Her icy stillness endured. Not once did her dilated pupils waver from
the straight line. Not once did her bosom lift with breath.
"_Thou_! It is _thou_, then, O runner on the housetops by night!"
The fright of his soul grew deeper, and suddenly it went out. And in
its place there came a black calm. The eyes before him remained
transfixed in the space beyond his shoulder. But by and by the painted
lips stirred once.
"_Nekaf_!... I am afraid!"
Habib turned away and went out of the house.
In the house of bel-Kalfate the Jewess danced, still, even in
voluptuous motion, a white drift of disdain. The music eddied under
the rayed awning. Raillery and laughter were magnified. More than a
little _bokha_, the forbidden liquor distilled of figs, had been
consumed in secret. Eyes gleamed; lips hung.... Alone in the thronged
court on the dais, the host and the notary, the _caid_, the _cadi_,
and the cousin from the south continued to converse in measured tones,
holding their coffee cups in their palms.
"It comes to me, on thought," pronounced bel-Kalfate, inclining his
head toward the notary with an air of courtly deprecation--"it comes
to me that thou hast been defrauded. For what is a trifle of ten
thousand _douros_ of silver as against the rarest jewel (I am certain,
_sidi_) that has ever crowned the sex which thou mayest perhaps
forgive me for mentioning?"
And in the same tone, with the same gesture, Hadji Daoud replied:
"Nay, master and friend, by the Beard of the Prophet, but I should
repay thee the half. For that is a treasure for a sultan's daughter,
and this _fillette_ of mine (forgive me) is of no great beauty or
worth ----"
"In saying that, Sidi Hadji, thou sayest a thing which is at odds with
half the truth."
They were startled at the voice of Habib coming from behind their
backs.
"For thy daughter, Sidi Hadji, thy Zina, is surely as lovely as the
full moon sinking in the west in the hour before the dawn."

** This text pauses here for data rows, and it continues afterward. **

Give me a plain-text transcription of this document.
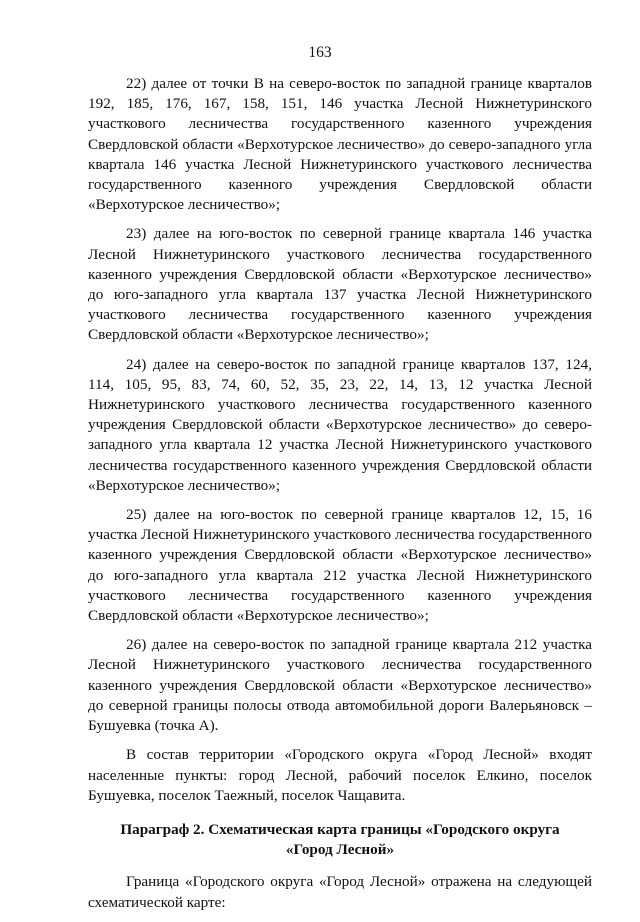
163

22) далее от точки В на северо-восток по западной границе кварталов 192, 185, 176, 167, 158, 151, 146 участка Лесной Нижнетуринского участкового лесничества государственного казенного учреждения Свердловской области «Верхотурское лесничество» до северо-западного угла квартала 146 участка Лесной Нижнетуринского участкового лесничества государственного казенного учреждения Свердловской области «Верхотурское лесничество»;

23) далее на юго-восток по северной границе квартала 146 участка Лесной Нижнетуринского участкового лесничества государственного казенного учреждения Свердловской области «Верхотурское лесничество» до юго-западного угла квартала 137 участка Лесной Нижнетуринского участкового лесничества государственного казенного учреждения Свердловской области «Верхотурское лесничество»;

24) далее на северо-восток по западной границе кварталов 137, 124, 114, 105, 95, 83, 74, 60, 52, 35, 23, 22, 14, 13, 12 участка Лесной Нижнетуринского участкового лесничества государственного казенного учреждения Свердловской области «Верхотурское лесничество» до северо-западного угла квартала 12 участка Лесной Нижнетуринского участкового лесничества государственного казенного учреждения Свердловской области «Верхотурское лесничество»;

25) далее на юго-восток по северной границе кварталов 12, 15, 16 участка Лесной Нижнетуринского участкового лесничества государственного казенного учреждения Свердловской области «Верхотурское лесничество» до юго-западного угла квартала 212 участка Лесной Нижнетуринского участкового лесничества государственного казенного учреждения Свердловской области «Верхотурское лесничество»;

26) далее на северо-восток по западной границе квартала 212 участка Лесной Нижнетуринского участкового лесничества государственного казенного учреждения Свердловской области «Верхотурское лесничество» до северной границы полосы отвода автомобильной дороги Валерьяновск – Бушуевка (точка А).

В состав территории «Городского округа «Город Лесной» входят населенные пункты: город Лесной, рабочий поселок Елкино, поселок Бушуевка, поселок Таежный, поселок Чащавита.

Параграф 2. Схематическая карта границы «Городского округа
«Город Лесной»

Граница «Городского округа «Город Лесной» отражена на следующей схематической карте:
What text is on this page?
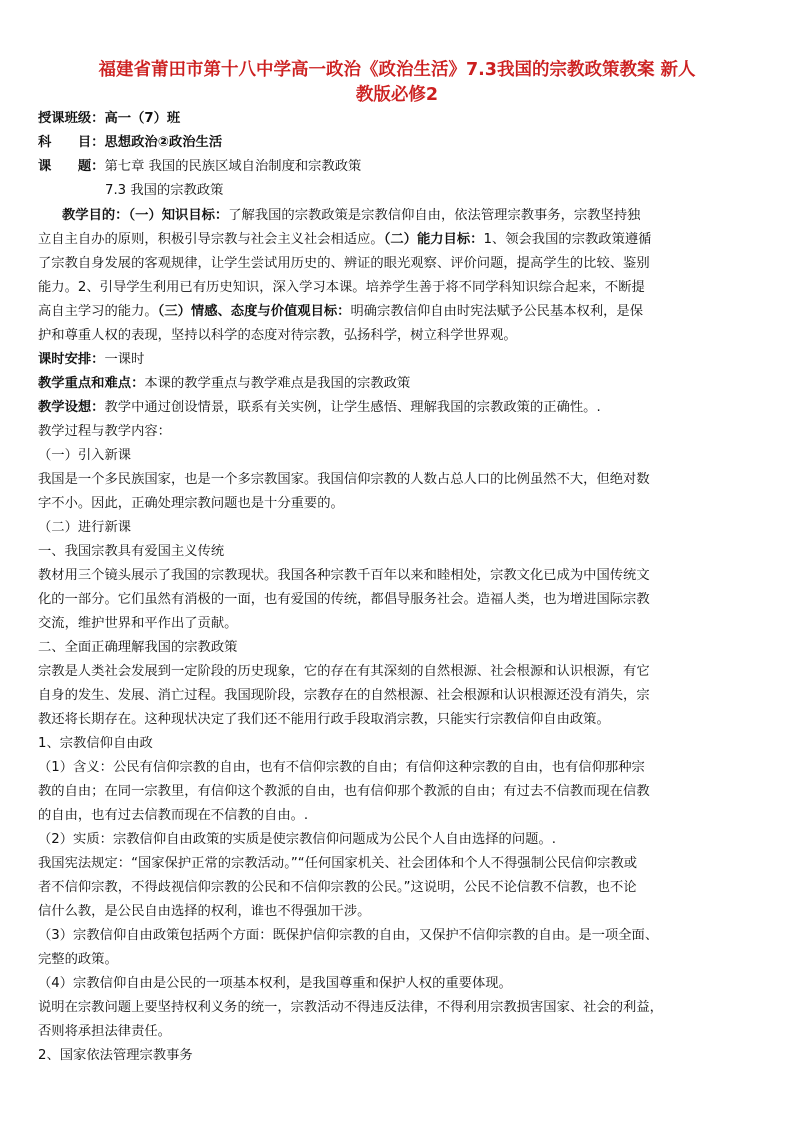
福建省莆田市第十八中学高一政治《政治生活》7.3我国的宗教政策教案 新人
教版必修2
授课班级：高一（7）班
科　　目：思想政治②政治生活
课　　题：第七章 我国的民族区域自治制度和宗教政策
7.3 我国的宗教政策
教学目的：（一）知识目标：了解我国的宗教政策是宗教信仰自由，依法管理宗教事务，宗教坚持独
立自主自办的原则，积极引导宗教与社会主义社会相适应。（二）能力目标：1、领会我国的宗教政策遵循
了宗教自身发展的客观规律，让学生尝试用历史的、辨证的眼光观察、评价问题，提高学生的比较、鉴别
能力。2、引导学生利用已有历史知识，深入学习本课。培养学生善于将不同学科知识综合起来，不断提
高自主学习的能力。（三）情感、态度与价值观目标：明确宗教信仰自由时宪法赋予公民基本权利，是保
护和尊重人权的表现，坚持以科学的态度对待宗教，弘扬科学，树立科学世界观。
课时安排：一课时
教学重点和难点：本课的教学重点与教学难点是我国的宗教政策
教学设想：教学中通过创设情景，联系有关实例，让学生感悟、理解我国的宗教政策的正确性。.
教学过程与教学内容：
（一）引入新课
我国是一个多民族国家，也是一个多宗教国家。我国信仰宗教的人数占总人口的比例虽然不大，但绝对数
字不小。因此，正确处理宗教问题也是十分重要的。
（二）进行新课
一、我国宗教具有爱国主义传统
教材用三个镜头展示了我国的宗教现状。我国各种宗教千百年以来和睦相处，宗教文化已成为中国传统文
化的一部分。它们虽然有消极的一面，也有爱国的传统，都倡导服务社会。造福人类，也为增进国际宗教
交流，维护世界和平作出了贡献。
二、全面正确理解我国的宗教政策
宗教是人类社会发展到一定阶段的历史现象，它的存在有其深刻的自然根源、社会根源和认识根源，有它
自身的发生、发展、消亡过程。我国现阶段，宗教存在的自然根源、社会根源和认识根源还没有消失，宗
教还将长期存在。这种现状决定了我们还不能用行政手段取消宗教，只能实行宗教信仰自由政策。
1、宗教信仰自由政
（1）含义：公民有信仰宗教的自由，也有不信仰宗教的自由；有信仰这种宗教的自由，也有信仰那种宗
教的自由；在同一宗教里，有信仰这个教派的自由，也有信仰那个教派的自由；有过去不信教而现在信教
的自由，也有过去信教而现在不信教的自由。.
（2）实质：宗教信仰自由政策的实质是使宗教信仰问题成为公民个人自由选择的问题。.
我国宪法规定：“国家保护正常的宗教活动。”“任何国家机关、社会团体和个人不得强制公民信仰宗教或
者不信仰宗教，不得歧视信仰宗教的公民和不信仰宗教的公民。”这说明，公民不论信教不信教，也不论
信什么教，是公民自由选择的权利，谁也不得强加干涉。
（3）宗教信仰自由政策包括两个方面：既保护信仰宗教的自由，又保护不信仰宗教的自由。是一项全面、
完整的政策。
（4）宗教信仰自由是公民的一项基本权利，是我国尊重和保护人权的重要体现。
说明在宗教问题上要坚持权利义务的统一，宗教活动不得违反法律，不得利用宗教损害国家、社会的利益，
否则将承担法律责任。
2、国家依法管理宗教事务
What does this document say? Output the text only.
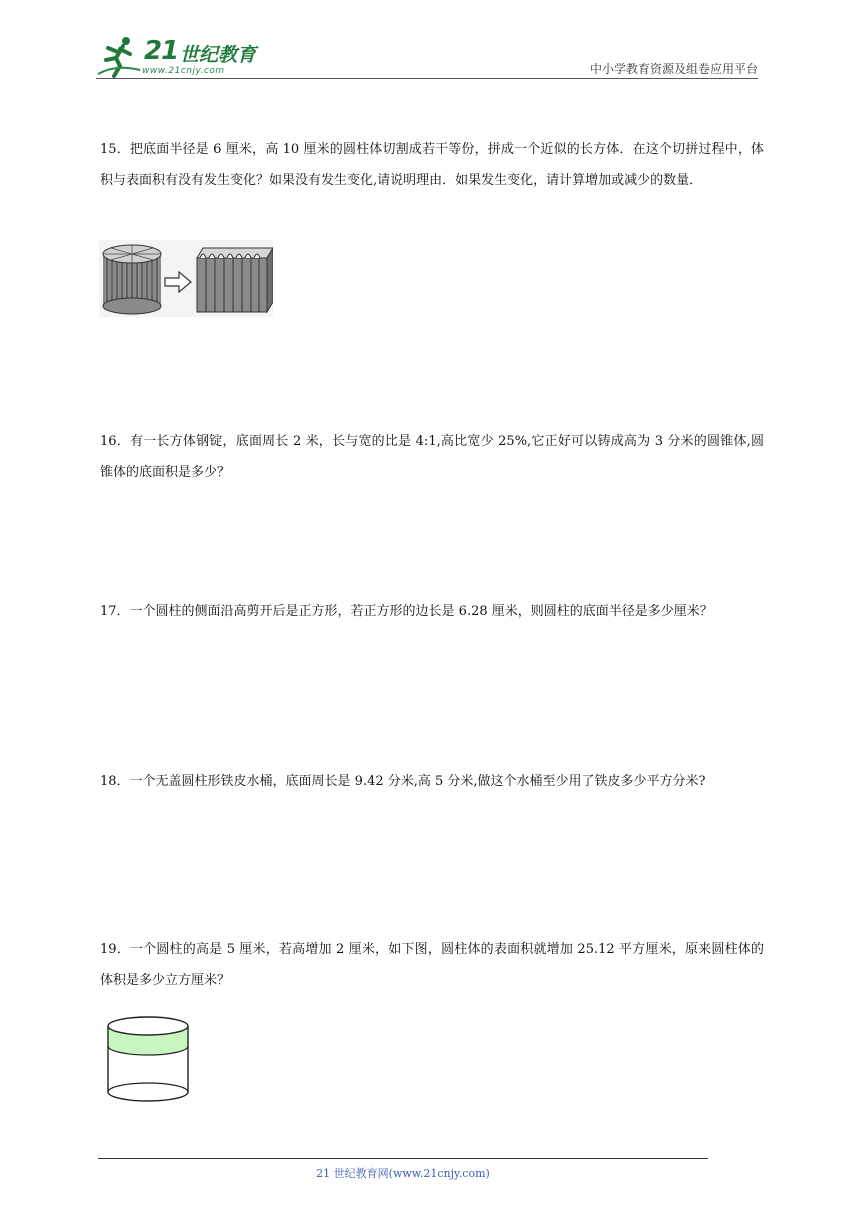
21 世纪教育
www.21cnjy.com	中小学教育资源及组卷应用平台
15．把底面半径是 6 厘米，高 10 厘米的圆柱体切割成若干等份，拼成一个近似的长方体．在这个切拼过程中，体积与表面积有没有发生变化？如果没有发生变化,请说明理由．如果发生变化，请计算增加或减少的数量．
16．有一长方体钢锭，底面周长 2 米，长与宽的比是 4:1,高比宽少 25%,它正好可以铸成高为 3 分米的圆锥体,圆锥体的底面积是多少？
17．一个圆柱的侧面沿高剪开后是正方形，若正方形的边长是 6.28 厘米，则圆柱的底面半径是多少厘米？
18．一个无盖圆柱形铁皮水桶，底面周长是 9.42 分米,高 5 分米,做这个水桶至少用了铁皮多少平方分米?
19．一个圆柱的高是 5 厘米，若高增加 2 厘米，如下图，圆柱体的表面积就增加 25.12 平方厘米，原来圆柱体的体积是多少立方厘米？
21 世纪教育网(www.21cnjy.com)
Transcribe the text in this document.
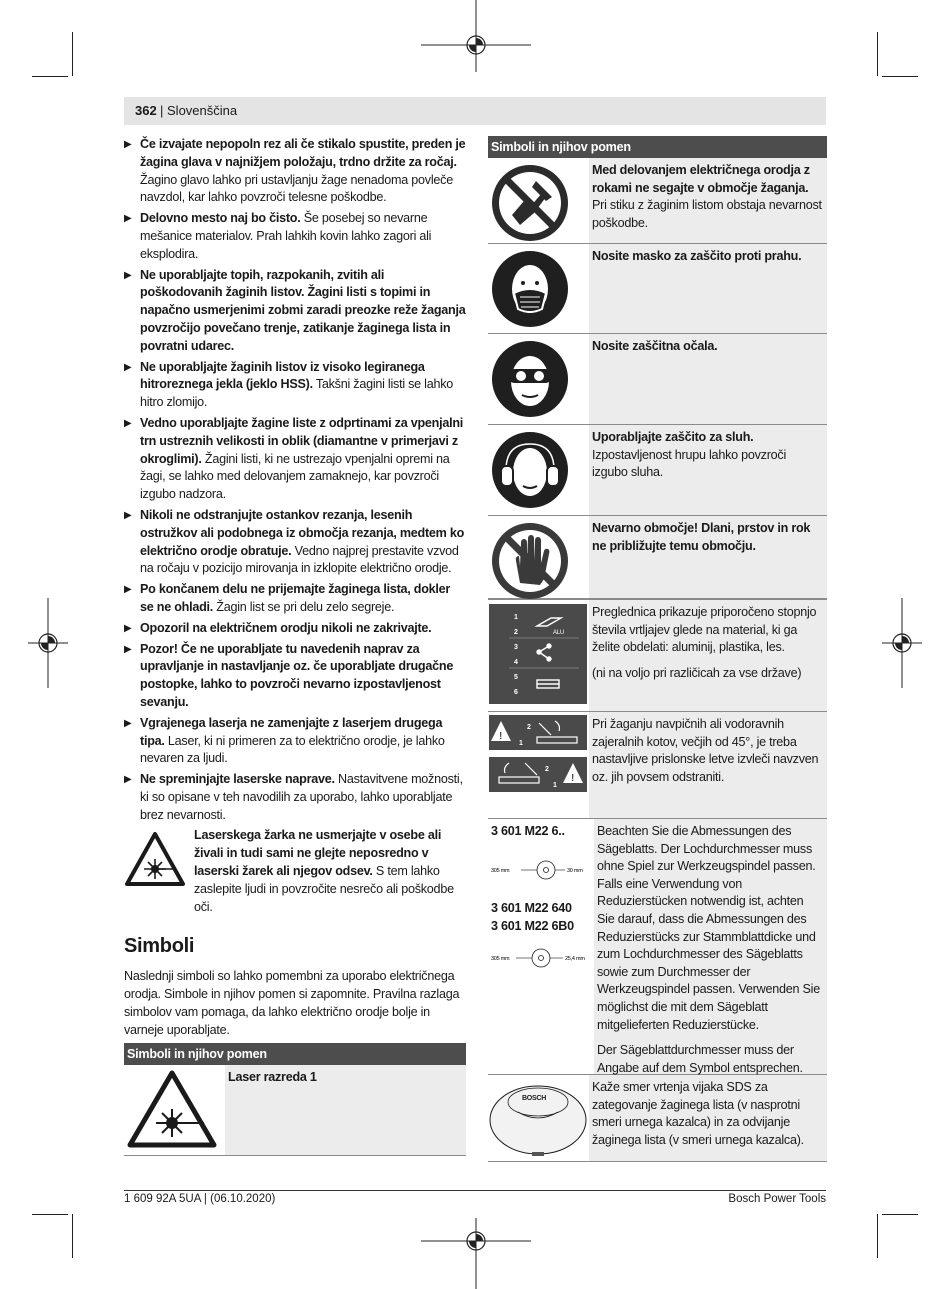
362 | Slovenščina
▶ Če izvajate nepopoln rez ali če stikalo spustite, preden je žagina glava v najnižjem položaju, trdno držite za ročaj. Žagino glavo lahko pri ustavljanju žage nenadoma povleče navzdol, kar lahko povzroči telesne poškodbe.
▶ Delovno mesto naj bo čisto. Še posebej so nevarne mešanice materialov. Prah lahkih kovin lahko zagori ali eksplodira.
▶ Ne uporabljajte topih, razpokanih, zvitih ali poškodovanih žaginih listov. Žagini listi s topimi in napačno usmerjenimi zobmi zaradi preozke reže žaganja povzročijo povečano trenje, zatikanje žaginega lista in povratni udarec.
▶ Ne uporabljajte žaginih listov iz visoko legiranega hitroreznega jekla (jeklo HSS). Takšni žagini listi se lahko hitro zlomijo.
▶ Vedno uporabljajte žagine liste z odprtinami za vpenjalni trn ustreznih velikosti in oblik (diamantne v primerjavi z okroglimi). Žagini listi, ki ne ustrezajo vpenjalni opremi na žagi, se lahko med delovanjem zamaknejo, kar povzroči izgubo nadzora.
▶ Nikoli ne odstranjujte ostankov rezanja, lesenih ostružkov ali podobnega iz območja rezanja, medtem ko električno orodje obratuje. Vedno najprej prestavite vzvod na ročaju v pozicijo mirovanja in izklopite električno orodje.
▶ Po končanem delu ne prijemajte žaginega lista, dokler se ne ohladi. Žagin list se pri delu zelo segreje.
▶ Opozoril na električnem orodju nikoli ne zakrivajte.
▶ Pozor! Če ne uporabljate tu navedenih naprav za upravljanje in nastavljanje oz. če uporabljate drugačne postopke, lahko to povzroči nevarno izpostavljenost sevanju.
▶ Vgrajenega laserja ne zamenjajte z laserjem drugega tipa. Laser, ki ni primeren za to električno orodje, je lahko nevaren za ljudi.
▶ Ne spreminjajte laserske naprave. Nastavitvene možnosti, ki so opisane v teh navodilih za uporabo, lahko uporabljate brez nevarnosti.
Laserskega žarka ne usmerjajte v osebe ali živali in tudi sami ne glejte neposredno v laserski žarek ali njegov odsev. S tem lahko zaslepite ljudi in povzročite nesrečo ali poškodbe oči.
Simboli
Naslednji simboli so lahko pomembni za uporabo električnega orodja. Simbole in njihov pomen si zapomnite. Pravilna razlaga simbolov vam pomaga, da lahko električno orodje bolje in varneje uporabljate.
Simboli in njihov pomen
Laser razreda 1
Simboli in njihov pomen
Med delovanjem električnega orodja z rokami ne segajte v območje žaganja. Pri stiku z žaginim listom obstaja nevarnost poškodbe.
Nosite masko za zaščito proti prahu.
Nosite zaščitna očala.
Uporabljajte zaščito za sluh. Izpostavljenost hrupu lahko povzroči izgubo sluha.
Nevarno območje! Dlani, prstov in rok ne približujte temu območju.
1
2
3
4
5
6
ALU
Preglednica prikazuje priporočeno stopnjo števila vrtljajev glede na material, ki ga želite obdelati: aluminij, plastika, les.
(ni na voljo pri različicah za vse države)
!
!
2
1
2
1
Pri žaganju navpičnih ali vodoravnih zajeralnih kotov, večjih od 45°, je treba nastavljive prislonske letve izvleči navzven oz. jih povsem odstraniti.
3 601 M22 6..
305 mm	30 mm
3 601 M22 640
3 601 M22 6B0
305 mm	25,4 mm
Beachten Sie die Abmessungen des Sägeblatts. Der Lochdurchmesser muss ohne Spiel zur Werkzeugspindel passen. Falls eine Verwendung von Reduzierstücken notwendig ist, achten Sie darauf, dass die Abmessungen des Reduzierstücks zur Stammblattdicke und zum Lochdurchmesser des Sägeblatts sowie zum Durchmesser der Werkzeugspindel passen. Verwenden Sie möglichst die mit dem Sägeblatt mitgelieferten Reduzierstücke.
Der Sägeblattdurchmesser muss der Angabe auf dem Symbol entsprechen.
BOSCH
Kaže smer vrtenja vijaka SDS za zategovanje žaginega lista (v nasprotni smeri urnega kazalca) in za odvijanje žaginega lista (v smeri urnega kazalca).
1 609 92A 5UA | (06.10.2020)	Bosch Power Tools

The words were fair. But bel-Kalfate was looking at his son's face.
"Where are thy comrades?" he asked, in a low voice. "How hast thou
come?" Then, with a hint of haste: "The dance is admirable. It would
be well that we should remain quiet, Habib, my son."
But the notary continued to face the young man. He set his cup down
and clasped his hands about his knee. The knuckles were a little
white.
"May I beg thee, Habib ben Habib, that thou shouldst speak the thing
which is in thy mind?"
"There is only this, _sidi_, a little thing: When thou hast another
bird to vend in the market of hearts, it would perhaps be well to
examine with care the cage in which thou hast kept that bird.
"Thy daughter," he added, after a moment of silence--"thy daughter,
Sidi Hadji, is with child."
That was all that was said. Hadji Daoud lifted his cup and drained it,
sucking politely at the dregs. The _cadi_ coughed. The _cadi_ raised
his eyes to the awning and appeared to listen. Then he observed,
"To-night, _in-cha-'llah_, it will rain." The notary pulled his
burnoose over his shoulders, groped down with his toes for his
slippers, and got to his feet.
"Rest in well-being!" he said. Then, without haste, he went out.
Habib followed him tardily as far as the outer door. In the darkness
of the empty street he saw the loom of the man's figure moving off
toward his own house, still without any haste.